Ofcourse there should be “}” closing functions. Program with boh function compiles ok, but first return proper matrix “Ad”, scund doesnt change “Ad” at all.
yes there is miswritten “)” in 'for" loop, but its obwious mistake i have dane when i was rewriting function to forum :), isnt it ? ( for some reason i couldnt use “copy/paste”) , in “real” program is
You have a major race condition there. All your threads attempt to write to Ad[i*mat_dim+j] at the same time. Neither of those kernels should work and even if they run, they will give garbage results (not to mention being slow).

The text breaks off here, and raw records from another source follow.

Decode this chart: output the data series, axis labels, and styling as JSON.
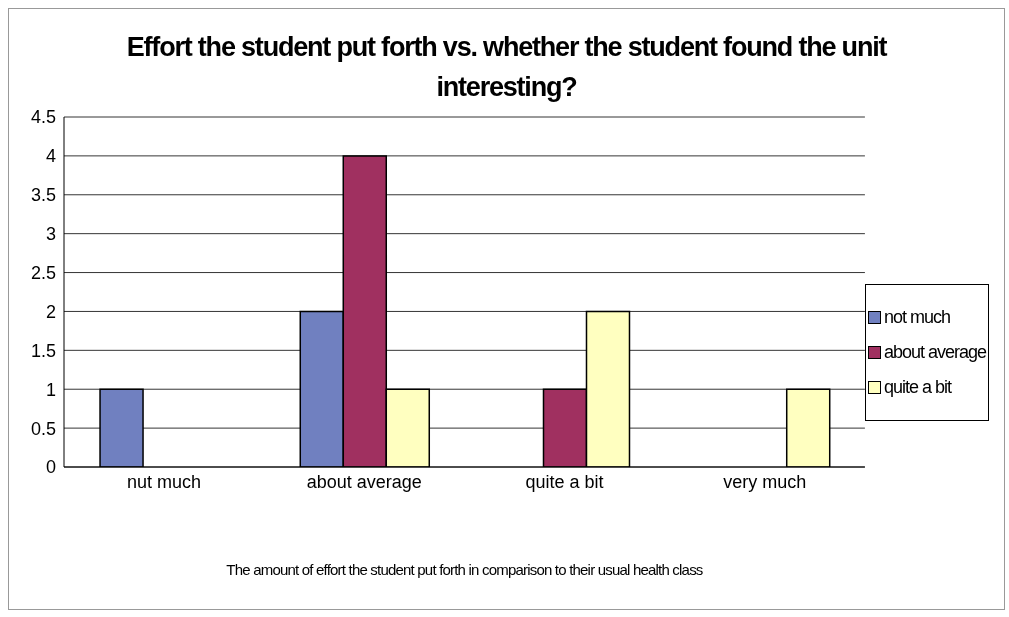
{
  "chart_data": {
    "type": "bar",
    "title": "Effort the student put forth vs. whether the student found the unit interesting?",
    "xlabel": "The amount of effort the student put forth in comparison to their usual health class",
    "categories": [
      "nut much",
      "about average",
      "quite a bit",
      "very much"
    ],
    "series": [
      {
        "name": "not much",
        "color": "#7080c0",
        "values": [
          1,
          2,
          0,
          0
        ]
      },
      {
        "name": "about average",
        "color": "#a03060",
        "values": [
          0,
          4,
          1,
          0
        ]
      },
      {
        "name": "quite a bit",
        "color": "#ffffc0",
        "values": [
          0,
          1,
          2,
          1
        ]
      }
    ],
    "ylim": [
      0,
      4.5
    ],
    "yticks": [
      0,
      0.5,
      1,
      1.5,
      2,
      2.5,
      3,
      3.5,
      4,
      4.5
    ],
    "grid": "y",
    "legend": "right"
  }
}
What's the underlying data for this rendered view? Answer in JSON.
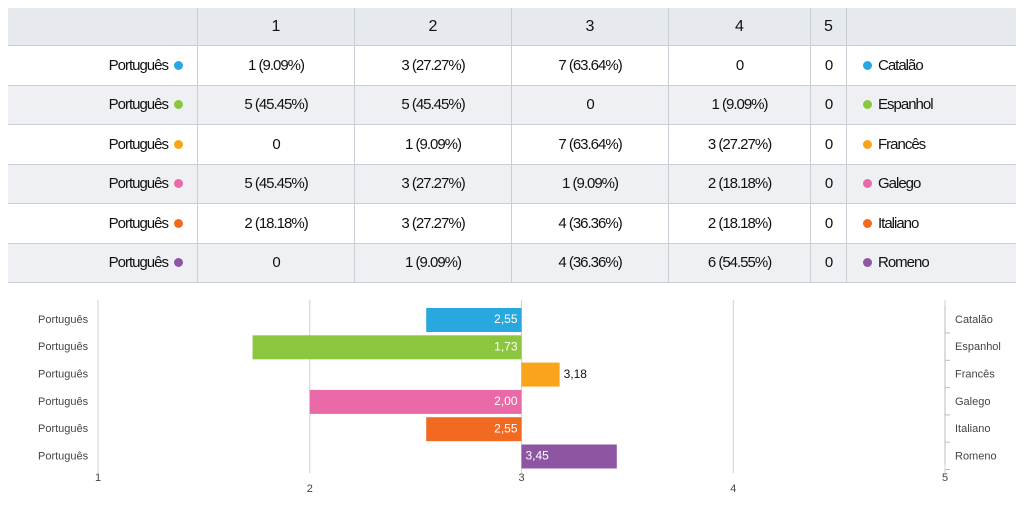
{
  "table": {
    "header": [
      "",
      "1",
      "2",
      "3",
      "4",
      "5",
      ""
    ],
    "rows": [
      {
        "label": "Português",
        "color": "#29a8e0",
        "cells": [
          "1 (9.09%)",
          "3 (27.27%)",
          "7 (63.64%)",
          "0",
          "0"
        ],
        "name": "Catalão"
      },
      {
        "label": "Português",
        "color": "#8cc63f",
        "cells": [
          "5 (45.45%)",
          "5 (45.45%)",
          "0",
          "1 (9.09%)",
          "0"
        ],
        "name": "Espanhol"
      },
      {
        "label": "Português",
        "color": "#f8a51b",
        "cells": [
          "0",
          "1 (9.09%)",
          "7 (63.64%)",
          "3 (27.27%)",
          "0"
        ],
        "name": "Francês"
      },
      {
        "label": "Português",
        "color": "#ea6aa8",
        "cells": [
          "5 (45.45%)",
          "3 (27.27%)",
          "1 (9.09%)",
          "2 (18.18%)",
          "0"
        ],
        "name": "Galego"
      },
      {
        "label": "Português",
        "color": "#f26a22",
        "cells": [
          "2 (18.18%)",
          "3 (27.27%)",
          "4 (36.36%)",
          "2 (18.18%)",
          "0"
        ],
        "name": "Italiano"
      },
      {
        "label": "Português",
        "color": "#8e55a3",
        "cells": [
          "0",
          "1 (9.09%)",
          "4 (36.36%)",
          "6 (54.55%)",
          "0"
        ],
        "name": "Romeno"
      }
    ]
  },
  "chart_data": {
    "type": "bar",
    "orientation": "horizontal",
    "row_labels": [
      "Português",
      "Português",
      "Português",
      "Português",
      "Português",
      "Português"
    ],
    "categories": [
      "Catalão",
      "Espanhol",
      "Francês",
      "Galego",
      "Italiano",
      "Romeno"
    ],
    "values": [
      2.55,
      1.73,
      3.18,
      2.0,
      2.55,
      3.45
    ],
    "value_labels": [
      "2,55",
      "1,73",
      "3,18",
      "2,00",
      "2,55",
      "3,45"
    ],
    "colors": [
      "#29a8e0",
      "#8cc63f",
      "#f8a51b",
      "#ea6aa8",
      "#f26a22",
      "#8e55a3"
    ],
    "xlim": [
      1,
      5
    ],
    "xticks": [
      1,
      2,
      3,
      4,
      5
    ]
  }
}
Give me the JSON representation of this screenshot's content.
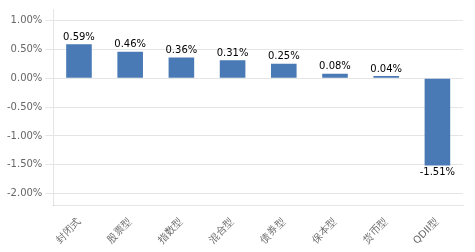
{
  "chart_data": {
    "type": "bar",
    "categories": [
      "封闭式",
      "股票型",
      "指数型",
      "混合型",
      "债券型",
      "保本型",
      "货币型",
      "QDII型"
    ],
    "values": [
      0.0059,
      0.0046,
      0.0036,
      0.0031,
      0.0025,
      0.0008,
      0.0004,
      -0.0151
    ],
    "value_labels": [
      "0.59%",
      "0.46%",
      "0.36%",
      "0.31%",
      "0.25%",
      "0.08%",
      "0.04%",
      "-1.51%"
    ],
    "color": "#4a7ab5",
    "ylim": [
      -0.022,
      0.012
    ],
    "yticks": [
      {
        "value": -0.02,
        "label": "-2.00%"
      },
      {
        "value": -0.015,
        "label": "-1.50%"
      },
      {
        "value": -0.01,
        "label": "-1.00%"
      },
      {
        "value": -0.005,
        "label": "-0.50%"
      },
      {
        "value": 0.0,
        "label": "0.00%"
      },
      {
        "value": 0.005,
        "label": "0.50%"
      },
      {
        "value": 0.01,
        "label": "1.00%"
      }
    ],
    "grid": true,
    "data_labels": true
  }
}
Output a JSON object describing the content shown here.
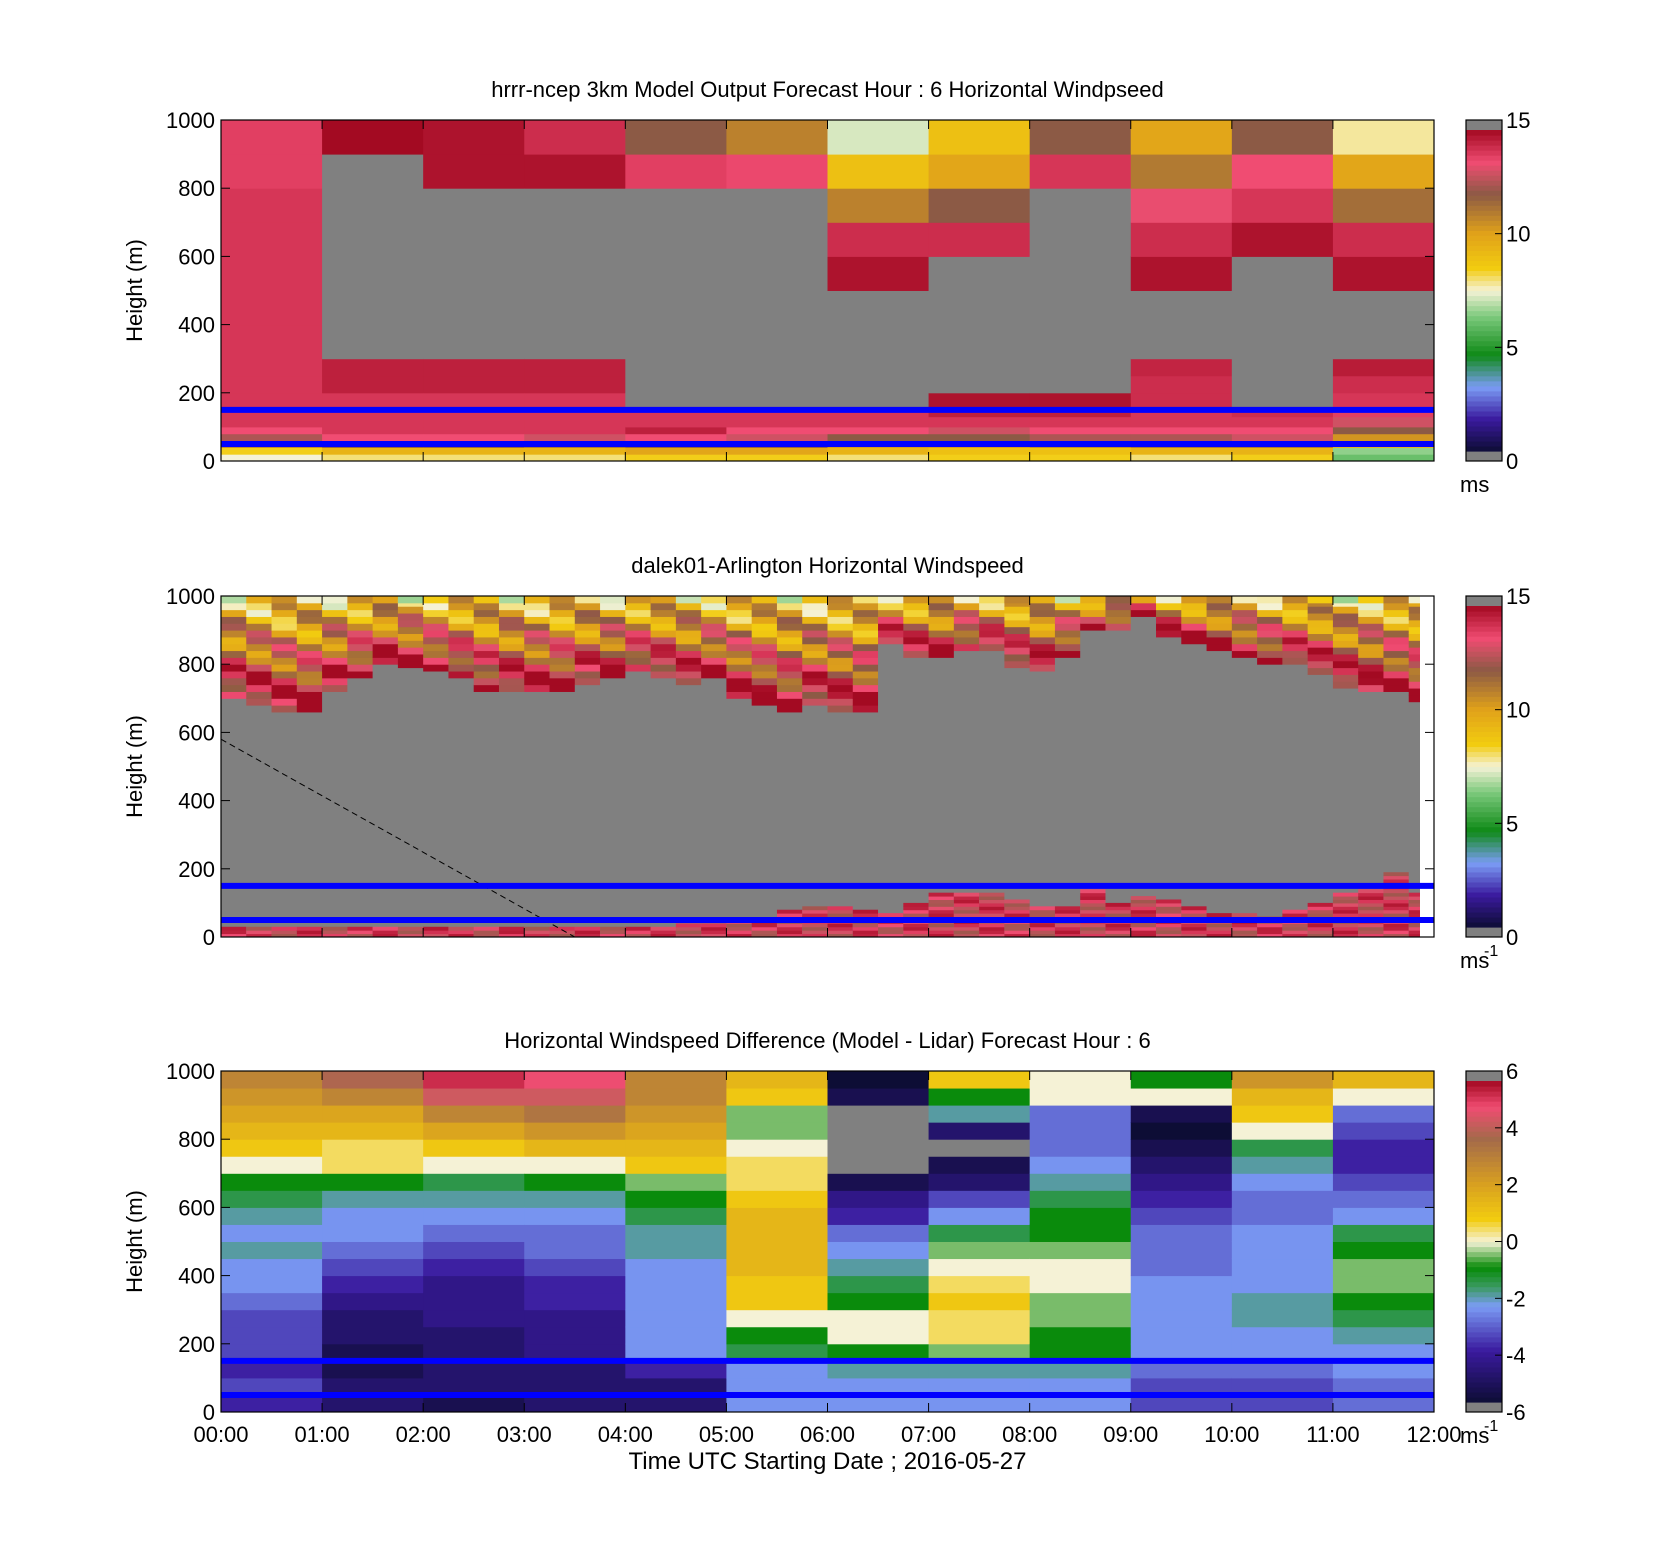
{
  "figure": {
    "xlabel": "Time UTC  Starting Date ; 2016-05-27",
    "time_ticks": [
      "00:00",
      "01:00",
      "02:00",
      "03:00",
      "04:00",
      "05:00",
      "06:00",
      "07:00",
      "08:00",
      "09:00",
      "10:00",
      "11:00",
      "12:00"
    ],
    "height_ticks": [
      "0",
      "200",
      "400",
      "600",
      "800",
      "1000"
    ],
    "reference_lines_m": [
      50,
      150
    ],
    "reference_line_color": "#0000ff",
    "missing_color": "#808080"
  },
  "chart_data": [
    {
      "type": "heatmap",
      "id": "model",
      "title": "hrrr-ncep 3km Model Output   Forecast Hour : 6 Horizontal Windpseed",
      "ylabel": "Height (m)",
      "xlim": [
        "00:00",
        "12:00"
      ],
      "ylim": [
        0,
        1000
      ],
      "colorbar": {
        "range": [
          0,
          15
        ],
        "ticks": [
          "0",
          "5",
          "10",
          "15"
        ],
        "unit_label": "ms",
        "unit_sup": "",
        "colormap": "speed"
      },
      "grid": false,
      "levels_m": [
        0,
        20,
        40,
        60,
        80,
        100,
        130,
        160,
        200,
        250,
        300,
        400,
        500,
        600,
        700,
        800,
        900,
        1000
      ],
      "hour_values_ms": [
        [
          7.5,
          8.5,
          11,
          12.5,
          13.5,
          14,
          14,
          14,
          14,
          14,
          14,
          14,
          14,
          14,
          14,
          13.8,
          13.8
        ],
        [
          8,
          9.5,
          12,
          13.5,
          14,
          14,
          14,
          14,
          14.5,
          14.5,
          null,
          null,
          null,
          null,
          null,
          null,
          15
        ],
        [
          8,
          9.5,
          12,
          13.5,
          14,
          14,
          14,
          14,
          14.5,
          14.5,
          null,
          null,
          null,
          null,
          null,
          14.8,
          14.8
        ],
        [
          8,
          9.5,
          11.5,
          13,
          14,
          14,
          14,
          14,
          14.5,
          14.5,
          null,
          null,
          null,
          null,
          null,
          14.8,
          14.2
        ],
        [
          8.5,
          10,
          12,
          13.5,
          14.5,
          14,
          14,
          null,
          null,
          null,
          null,
          null,
          null,
          null,
          null,
          13.8,
          12
        ],
        [
          8.5,
          10,
          12,
          13,
          13.5,
          14,
          14,
          null,
          null,
          null,
          null,
          null,
          null,
          null,
          null,
          13.6,
          11
        ],
        [
          8,
          9.5,
          10.5,
          12,
          13.5,
          14,
          14,
          null,
          null,
          null,
          null,
          null,
          14.8,
          14.2,
          11,
          9,
          7.2
        ],
        [
          8.5,
          9,
          10.5,
          12,
          13,
          14,
          14.5,
          14.8,
          null,
          null,
          null,
          null,
          null,
          14.2,
          12,
          10,
          9
        ],
        [
          8.5,
          9,
          11,
          12.5,
          13.5,
          14,
          14.5,
          14.8,
          null,
          null,
          null,
          null,
          null,
          null,
          null,
          14,
          12
        ],
        [
          8,
          9.5,
          11.5,
          12.5,
          13.5,
          14,
          14,
          14.2,
          14.2,
          14.4,
          null,
          null,
          14.8,
          14.2,
          13.4,
          11.2,
          10
        ],
        [
          8.5,
          9.5,
          11.5,
          13,
          13.5,
          14,
          14.2,
          null,
          null,
          null,
          null,
          null,
          null,
          14.8,
          14,
          13.5,
          12
        ],
        [
          6,
          6.5,
          9.5,
          10.5,
          12,
          13,
          13.8,
          14,
          14.2,
          14.6,
          null,
          null,
          14.8,
          14.2,
          11.5,
          10,
          7.8
        ]
      ]
    },
    {
      "type": "heatmap",
      "id": "lidar",
      "title": "dalek01-Arlington  Horizontal Windspeed",
      "ylabel": "Height (m)",
      "xlim": [
        "00:00",
        "12:00"
      ],
      "ylim": [
        0,
        1000
      ],
      "colorbar": {
        "range": [
          0,
          15
        ],
        "ticks": [
          "0",
          "5",
          "10",
          "15"
        ],
        "unit_label": "ms",
        "unit_sup": "-1",
        "colormap": "speed"
      },
      "grid": false,
      "columns": 48,
      "valid_top_m": [
        700,
        680,
        660,
        660,
        720,
        760,
        800,
        790,
        780,
        760,
        720,
        720,
        720,
        720,
        740,
        760,
        780,
        760,
        740,
        760,
        700,
        680,
        660,
        680,
        660,
        660,
        860,
        820,
        820,
        840,
        840,
        790,
        780,
        820,
        900,
        900,
        940,
        880,
        860,
        840,
        820,
        800,
        800,
        770,
        730,
        720,
        720,
        690
      ],
      "low_echo_top_m": [
        30,
        30,
        30,
        30,
        30,
        30,
        30,
        30,
        30,
        30,
        30,
        30,
        30,
        30,
        30,
        30,
        30,
        30,
        40,
        40,
        50,
        50,
        80,
        90,
        90,
        80,
        70,
        100,
        130,
        130,
        130,
        110,
        90,
        90,
        140,
        100,
        120,
        110,
        90,
        70,
        70,
        60,
        80,
        100,
        130,
        140,
        190,
        130
      ],
      "dashed_line": {
        "start": [
          "00:00",
          580
        ],
        "end": [
          "03:30",
          0
        ],
        "color": "#000000"
      }
    },
    {
      "type": "heatmap",
      "id": "difference",
      "title": "Horizontal Windspeed Difference (Model - Lidar) Forecast Hour : 6",
      "ylabel": "Height (m)",
      "xlim": [
        "00:00",
        "12:00"
      ],
      "ylim": [
        0,
        1000
      ],
      "colorbar": {
        "range": [
          -6,
          6
        ],
        "ticks": [
          "-6",
          "-4",
          "-2",
          "0",
          "2",
          "4",
          "6"
        ],
        "unit_label": "ms",
        "unit_sup": "-1",
        "colormap": "difference"
      },
      "grid": false,
      "levels_m": [
        0,
        50,
        100,
        150,
        200,
        250,
        300,
        350,
        400,
        450,
        500,
        550,
        600,
        650,
        700,
        750,
        800,
        850,
        900,
        950,
        1000
      ],
      "hour_values_ms": [
        [
          -4,
          -3.5,
          -4,
          -3.5,
          -3.5,
          -3.5,
          -3,
          -2.5,
          -2.5,
          -2,
          -2.5,
          -2,
          -1.5,
          -1,
          0,
          1,
          1.5,
          2,
          2.5,
          3
        ],
        [
          -5,
          -5,
          -5.5,
          -5.5,
          -5,
          -5,
          -4.5,
          -4,
          -3.5,
          -3,
          -2.5,
          -2.5,
          -2,
          -1,
          0.5,
          0.5,
          1.5,
          2,
          3,
          4
        ],
        [
          -5.5,
          -5,
          -5,
          -5,
          -5,
          -4.5,
          -4.5,
          -4.5,
          -4,
          -3.5,
          -3,
          -2.5,
          -2,
          -1.5,
          0,
          1,
          2,
          3,
          4.5,
          5.5
        ],
        [
          -5,
          -5,
          -5,
          -4.5,
          -4.5,
          -4.5,
          -4,
          -4,
          -3.5,
          -3,
          -3,
          -2.5,
          -2,
          -1,
          0,
          1.5,
          2.5,
          3.5,
          4.5,
          5
        ],
        [
          -5,
          -5,
          -4,
          -2.5,
          -2.5,
          -2.5,
          -2.5,
          -2.5,
          -2.5,
          -2,
          -2,
          -1.5,
          -1,
          -0.5,
          1,
          1.5,
          2,
          2.5,
          3,
          3
        ],
        [
          -2.5,
          -2.5,
          -2.5,
          -1.5,
          -1,
          0,
          1,
          1,
          1.5,
          1.5,
          1.5,
          1.5,
          1,
          0.5,
          0.5,
          0,
          -0.5,
          -0.5,
          1,
          1.5
        ],
        [
          -2.5,
          -2.5,
          -2,
          -1,
          0,
          0,
          -1,
          -1.5,
          -2,
          -2.5,
          -3,
          -4,
          -4.5,
          -5.5,
          null,
          null,
          null,
          null,
          -5.5,
          -6
        ],
        [
          -2.5,
          -2.5,
          -2,
          -0.5,
          0.5,
          0.5,
          1,
          0.5,
          0,
          -0.5,
          -1.5,
          -2.5,
          -3.5,
          -5,
          -5.5,
          null,
          -5,
          -2,
          -1,
          1
        ],
        [
          -2.5,
          -2.5,
          -2,
          -1,
          -1,
          -0.5,
          -0.5,
          0,
          0,
          -0.5,
          -1,
          -1,
          -1.5,
          -2,
          -2.5,
          -3,
          -3,
          -3,
          0,
          0
        ],
        [
          -3.5,
          -3.5,
          -3,
          -2.5,
          -2.5,
          -2.5,
          -2.5,
          -2.5,
          -3,
          -3,
          -3,
          -3.5,
          -4,
          -4.5,
          -5,
          -5.5,
          -6,
          -5.5,
          0,
          -1
        ],
        [
          -3.5,
          -3.5,
          -3,
          -2.5,
          -2.5,
          -2,
          -2,
          -2.5,
          -2.5,
          -2.5,
          -2.5,
          -3,
          -3,
          -2.5,
          -2,
          -1.5,
          0,
          1,
          1.5,
          2.5
        ],
        [
          -3,
          -3,
          -2.5,
          -2.5,
          -2,
          -1.5,
          -1,
          -0.5,
          -0.5,
          -1,
          -1.5,
          -2.5,
          -3,
          -3.5,
          -4,
          -4,
          -3.5,
          -3,
          0,
          1.5
        ]
      ]
    }
  ]
}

… Ad[i*mat_dim+j] is just simple example but i don’t care of slow working, and unpredictible result it coould be A[0], so every thread would write the same pice( i want just to check why “similar” function doesn’t work in my program where each thread writes his own pice of memory, but … first, my program is too long to write it here , secund the problem can be chack on simplest program ). At first case ( 'sin" and “cos” ) outside loops, matrix is change (so function trig is executed ) when i put definision ‘s’ and ‘c’ inside loop … fiunction is not called ( 'Ad" doesnt change) but … function with ‘s’ and ‘c’ inside works if i change dimensions of block :)( with “s” “c” outside works ALWAYS , works ALWAYS either i define s=const1,c=sonst2, but if i use sin( ) and cos() it doesn’t ).
Could you use the NVCC option to check how many registers and how much shared memory your kernels use? One major difference between your two kernels is the number of registers in use.